Consecutive study of synergy between NKG2D and 2B4 revealed another interesting mechanism for synergy (53). The phosphorylation of Vav1 by NKG2D and 2B4 synergy is equivalent to the sum of the extent of phosphorylation induced by each receptor alone. In contrast, phosphorylation of Vav1 was not augmented by inactive receptor combination although each receptor induced Vav1 phosphorylation independently. Thus, synergy involves the integration of different activation signals for optimal activation of Vav1, but such requires combination of specific receptor pairs, suggesting the presence of an upstream regulatory element to control Vav1 activation. The adaptor proteins SH2 domain-containing leukocyte phosphoprotein of 76 kD (SLP-76) and LAT are known to contribute to Vav1 signaling and are essential components of forming signaling complexes in T cells (54,55). Furthermore, the activation of PLC-γ, which is required for synergistic activation of NK cells (36), is dependent on both SLP-76 and LAT in T cells (56-58). In NK cells, the synergistic signaling pathway induced by co-engagement of NKG2D and 2B4 is largely dependent on SLP-76, but not LAT. Signal from NKG2D induces preferential phosphorylation at tyrosine (Tyr)128 of SLP-76, whereas signal from 2B4 induces phosphorylation of SLP-76 at Tyr113 (Fig. 1). Both tyrosine phosphorylations at Tyr113 and Tyr128 of SLP-76 are required for the synergistic activation of NK cells (53).
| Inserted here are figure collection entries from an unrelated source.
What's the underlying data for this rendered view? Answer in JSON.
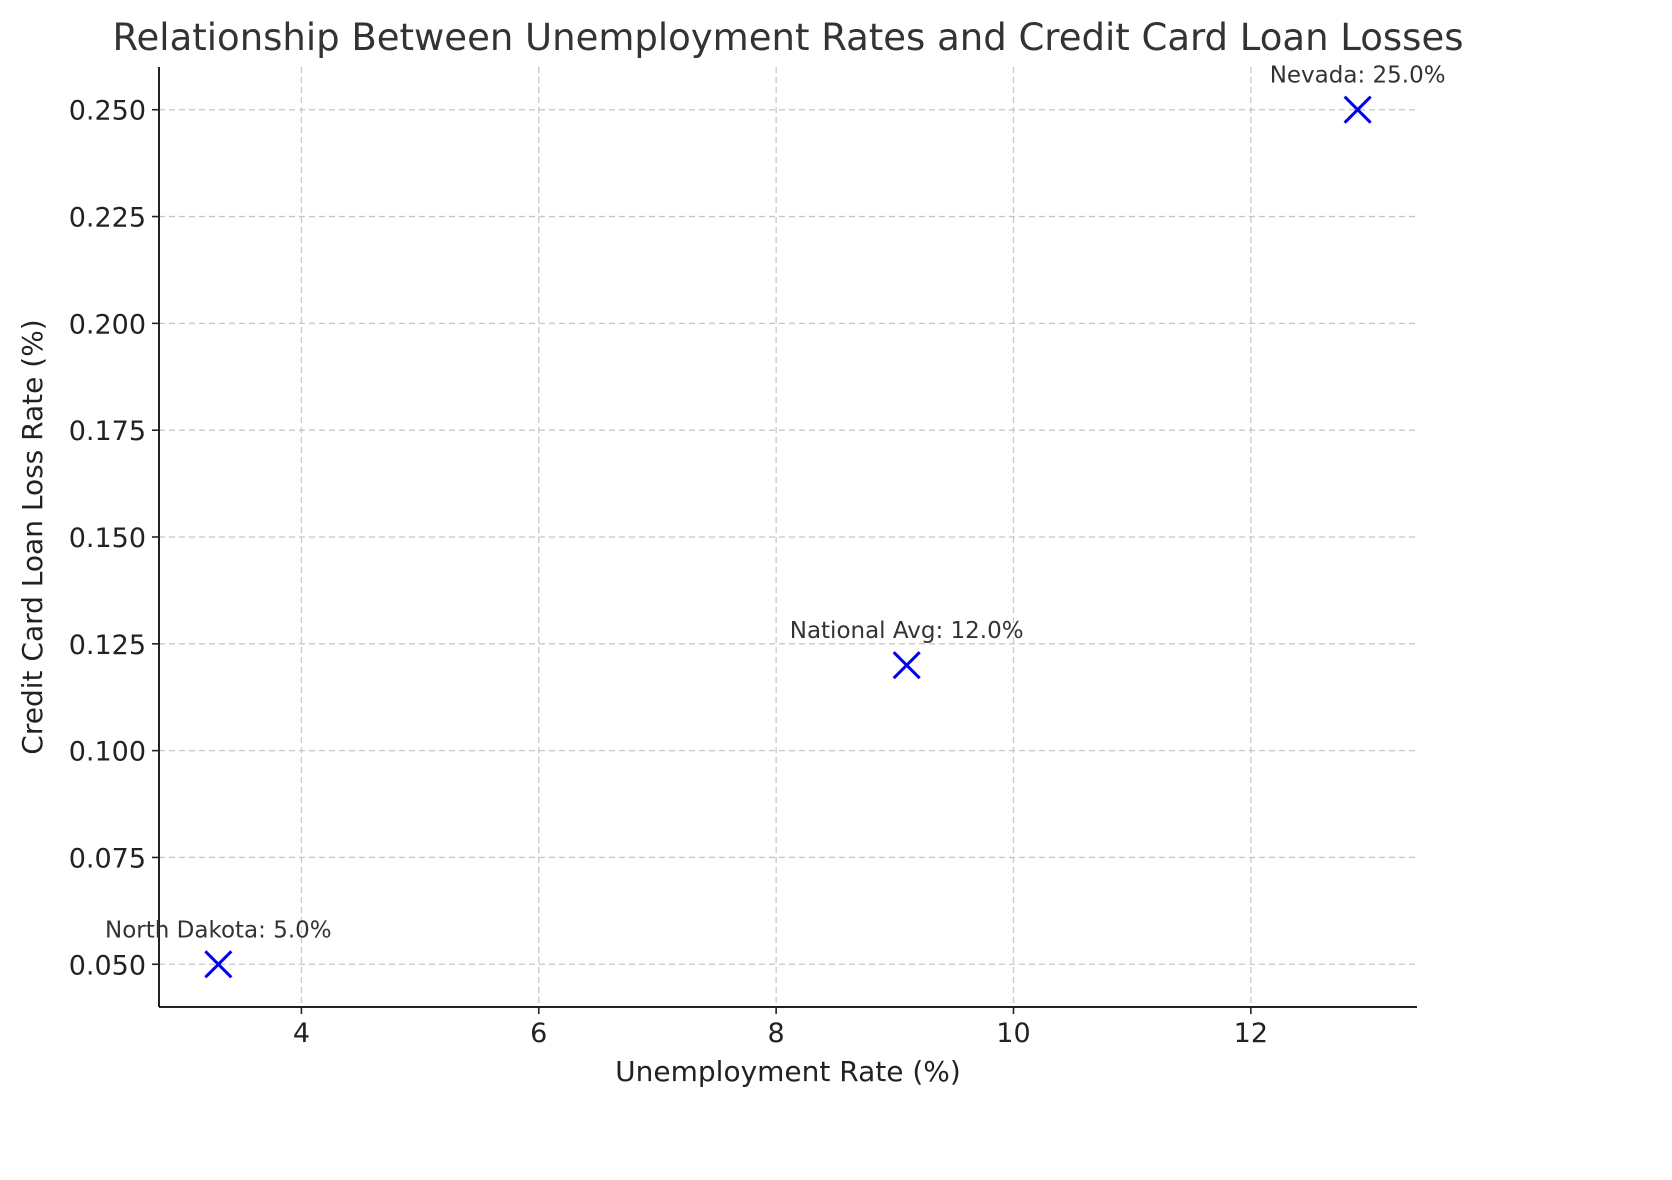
{
  "chart_data": {
    "type": "scatter",
    "title": "Relationship Between Unemployment Rates and Credit Card Loan Losses",
    "xlabel": "Unemployment Rate (%)",
    "ylabel": "Credit Card Loan Loss Rate (%)",
    "xlim": [
      2.8,
      13.4
    ],
    "ylim": [
      0.04,
      0.26
    ],
    "xticks": [
      4,
      6,
      8,
      10,
      12
    ],
    "xtick_labels": [
      "4",
      "6",
      "8",
      "10",
      "12"
    ],
    "yticks": [
      0.05,
      0.075,
      0.1,
      0.125,
      0.15,
      0.175,
      0.2,
      0.225,
      0.25
    ],
    "ytick_labels": [
      "0.050",
      "0.075",
      "0.100",
      "0.125",
      "0.150",
      "0.175",
      "0.200",
      "0.225",
      "0.250"
    ],
    "grid": true,
    "marker": "x",
    "marker_color": "#0000ee",
    "points": [
      {
        "x": 3.3,
        "y": 0.05,
        "label": "North Dakota: 5.0%"
      },
      {
        "x": 9.1,
        "y": 0.12,
        "label": "National Avg: 12.0%"
      },
      {
        "x": 12.9,
        "y": 0.25,
        "label": "Nevada: 25.0%"
      }
    ]
  }
}
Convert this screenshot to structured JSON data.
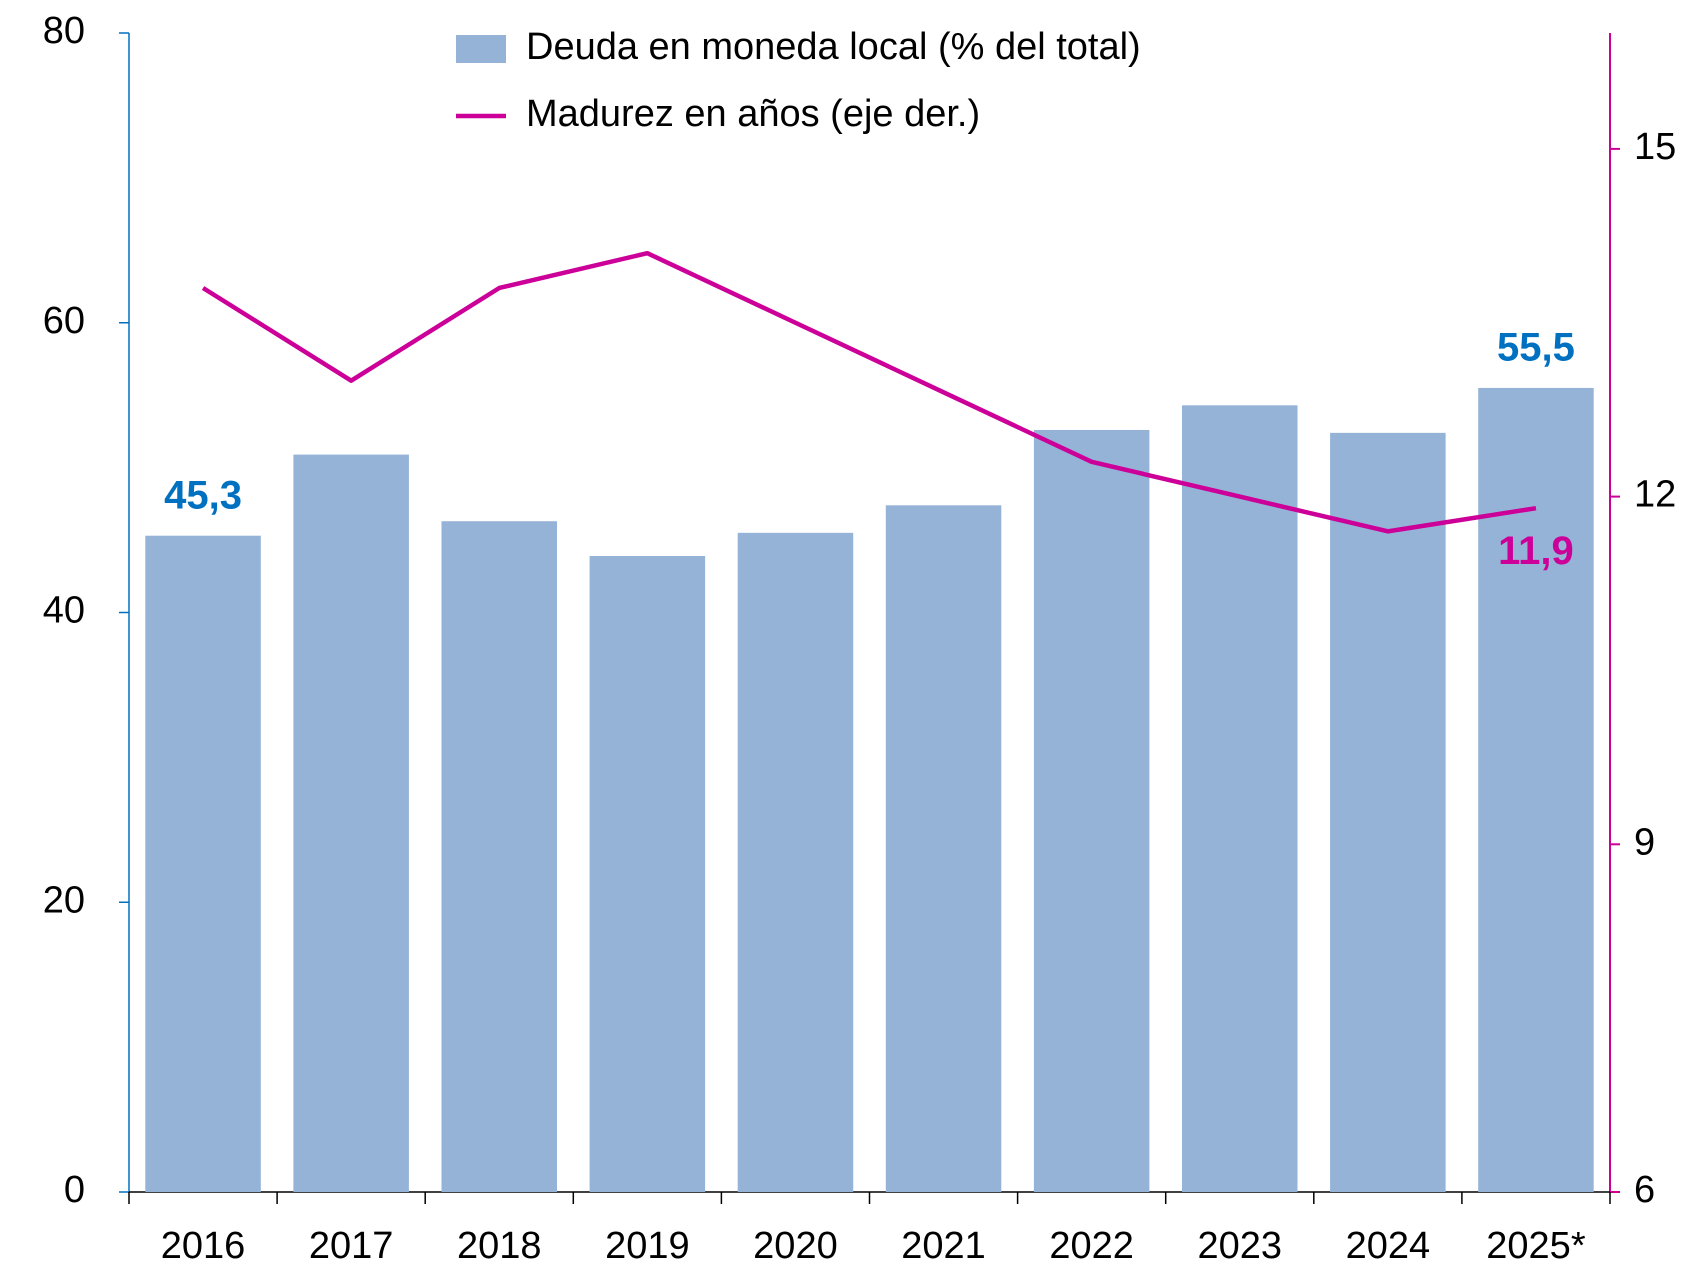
{
  "chart_data": {
    "type": "bar",
    "categories": [
      "2016",
      "2017",
      "2018",
      "2019",
      "2020",
      "2021",
      "2022",
      "2023",
      "2024",
      "2025*"
    ],
    "series": [
      {
        "name": "Deuda en moneda local (% del total)",
        "type": "bar",
        "color": "#95b3d7",
        "values": [
          45.3,
          50.9,
          46.3,
          43.9,
          45.5,
          47.4,
          52.6,
          54.3,
          52.4,
          55.5
        ],
        "value_labels": [
          "45,3",
          null,
          null,
          null,
          null,
          null,
          null,
          null,
          null,
          "55,5"
        ],
        "label_color": "#0070c0"
      },
      {
        "name": "Madurez en años (eje der.)",
        "type": "line",
        "axis": "y2",
        "color": "#cc0099",
        "values": [
          13.8,
          13.0,
          13.8,
          14.1,
          13.5,
          12.9,
          12.3,
          12.0,
          11.7,
          11.9
        ],
        "value_labels": [
          null,
          null,
          null,
          null,
          null,
          null,
          null,
          null,
          null,
          "11,9"
        ],
        "label_color": "#cc0099"
      }
    ],
    "ylim": [
      0,
      80
    ],
    "yticks": [
      0,
      20,
      40,
      60,
      80
    ],
    "y2lim": [
      6,
      16
    ],
    "y2ticks": [
      6,
      9,
      12,
      15
    ],
    "axis_color": "#0070c0",
    "axis2_color": "#cc0099"
  }
}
The SLP-76 phosphorylation in NK cells is differentially regulated compared to TCR signaling in T cells because the single TCR engagement is sufficient for phosphorylation of both tyrosine residues in SLP-76 (54). Moreover, complementary phosphorylation of SLP-76 at N-terminal tyrosine residues is a property of synergizing receptors that induce natural cytotoxicity because the engagement of the Fcγ receptor CD16 also induces SLP-76 phosphorylation at both tyrosines. Selective phosphorylation of SLP-76 at Tyr113 or Tyr128 each enabled the binding of SLP-76 to Vav1 to promote Vav1 phosphorylation. Thus, SLP-76 may serve to integrate signals from synergizing co-activation receptors by recruiting Vav1 to its phosphorylated tyrosine residues. This suggests that permissive activation of NK cells is kept in check by the requirement for the complementary phosphorylation of SLP-76 during synergy among receptors that stimulate natural cytotoxicity.
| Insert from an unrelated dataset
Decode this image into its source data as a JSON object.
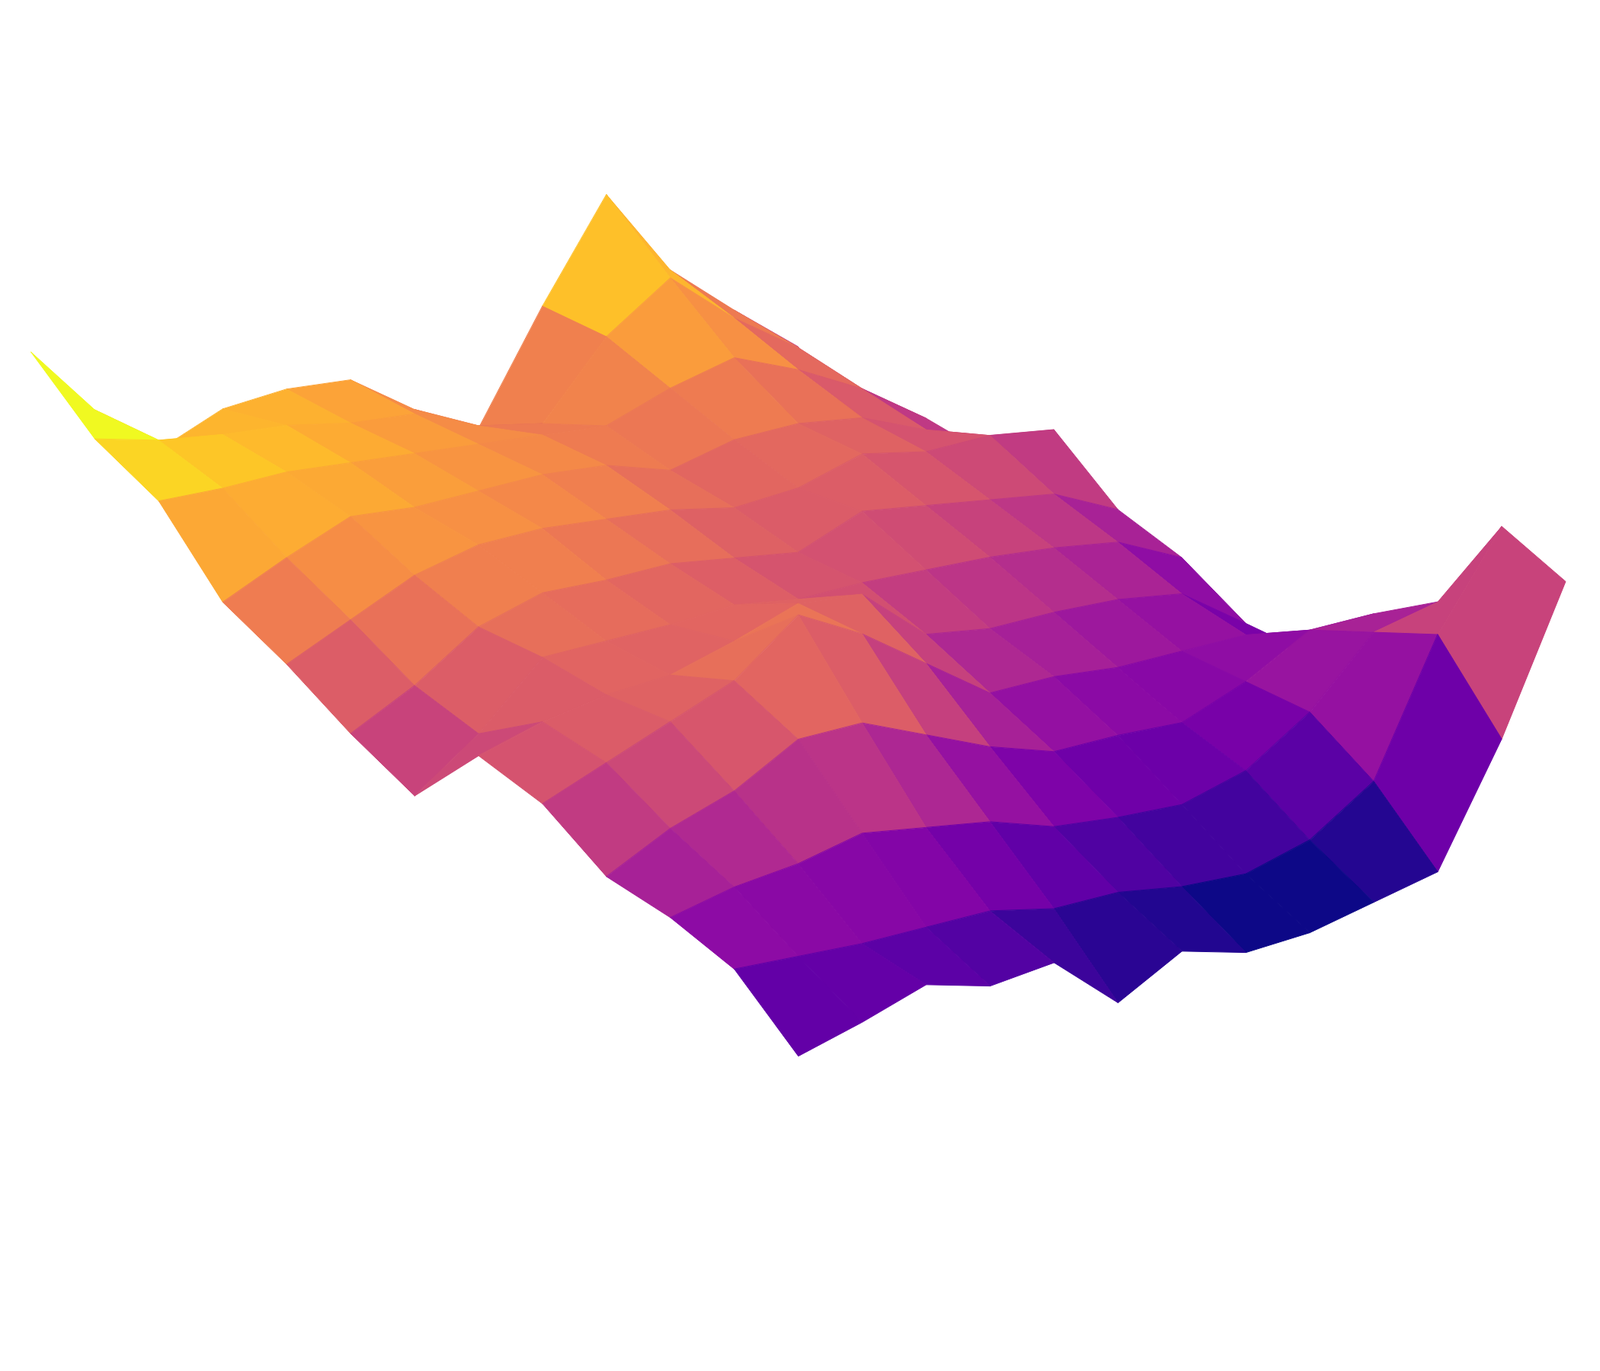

NK cell activation upon encounter with target cells is a result from dynamic process of signaling cascades triggered by combination of multiple receptors on NK cells. Thus, diverse mechanisms may control each step of NK cell activation depending on the signaling pathways originated from not only a single receptor but also a cooperation of co-activation receptors. In this review, the requirement for complementary phosphorylation of SLP-76 by synergizing receptors for optimal activation of Vav1 and thereby to overcome inhibition by c-Cbl is introduced as recently discovered mechanism regulating synergistic activation of NK cells. A challenge for future study is to find different checkpoints and signaling mechanisms that control synergistic activation of NK cells. This information will provide innovative and applicable strategies for exploiting NK cells in clinical immunotherapy.